For the record, I have visited big pharma labs. When I go there, my jaw hits the floor. I’m in awe of the resources they have and what they’re capable of. These engines are capable of producing real drugs that go into real patients, and that’s a role for industry and the private sector. But they also need us. Those big companies have to respond to quarterly reports to investors, and they’re like giant battleships that can do certain things really well. But they’re not nimble, they’re not versatile. They need us to do these crazy high-risk, high-reward experiments that can then inform them.

As far as my own grant and return on investment: I think it’s fair to ask the question, what about my grant?

UD: Yeah, what about your grant?

UM: What about my grant? Was there anything good that came out of that? I would like to say “yes.”

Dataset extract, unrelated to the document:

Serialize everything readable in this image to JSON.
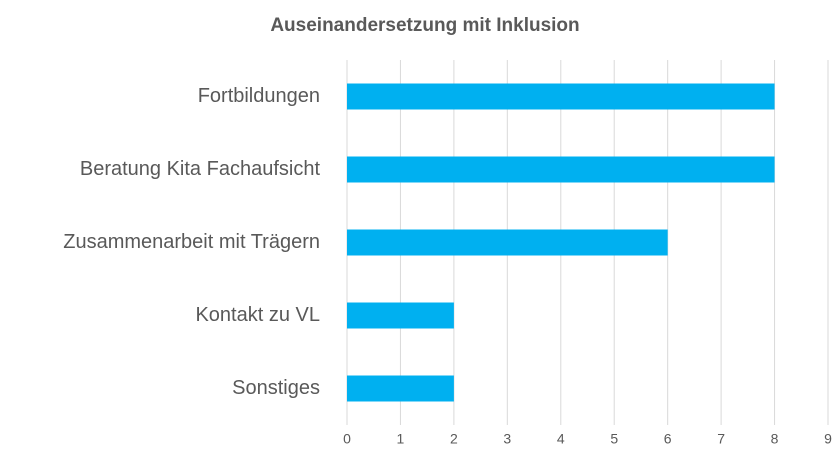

One thing we did was — I mentioned age-related hearing loss — we figured out that a pretty popular, common vitamin, vitamin B3, can slow down age-related hearing loss. I mentioned before that hearing loss is correlated with dementia. We have a really nice paper with collaborators showing that actually, it’s that NAD pathway that is strongly correlated in Alzheimer’s disease and age-related hearing loss.

UD: As a researcher, what would you hope our scientific leaders are thinking about right now?

UM: I hope — and I think they are — they’re thinking about how to reward high-risk, high-impact research in academia, real discovery science. I think that we need to be thinking more about how to build, or rebuild, or restore, trust. And more transparency: I think open data.

There’s a lot of talk about people being required to share their data, but we need to make it easy, especially now with AI. My fantasy is that someday we don’t even publish in journals. We just publish every experimental data in real time into a giant server that can crunch all of the data, and we can have a ChatGPT for biology. So it’d be nice to incentivize more open sharing.

And less competition and more collaboration. We’ve sort of plucked away all the low-hanging fruit, and now the next frontier, I think, is going to be big team science and more collaboration, interdisciplinary collaborations. More funding stability is required for that. These short one-year, two-year, five-year grants may not be enough. We may need more like seven- or 10-year funding opportunities to really do the best work we could possibly do.

I think some of the changes at the NIH that are being proposed or implemented are in line with that. I think that some of the things they’re trying to do are good: simplifying the review process, incentivizing high-risk, high-reward [research]. I think that there’s a lot of good happening there too, and we need to acknowledge that.

UD: Is there anything else that you’d like to add?

UM: I would just want to emphasize how important what I said about the taxpayer dollars and the gratitude that we have, the privilege that we have and that I think we are doing our part in making this a really good return on investment.

Science should not be a political beach ball. We all want life-saving research to happen. I think we all want the U.S. to be in charge of that. I don’t think we want to end up some day having to pay some other country for drugs and discoveries that they’re making. We should try to keep it here in the U.S.

 

 

Sara Talpos is a contributing editor at Undark.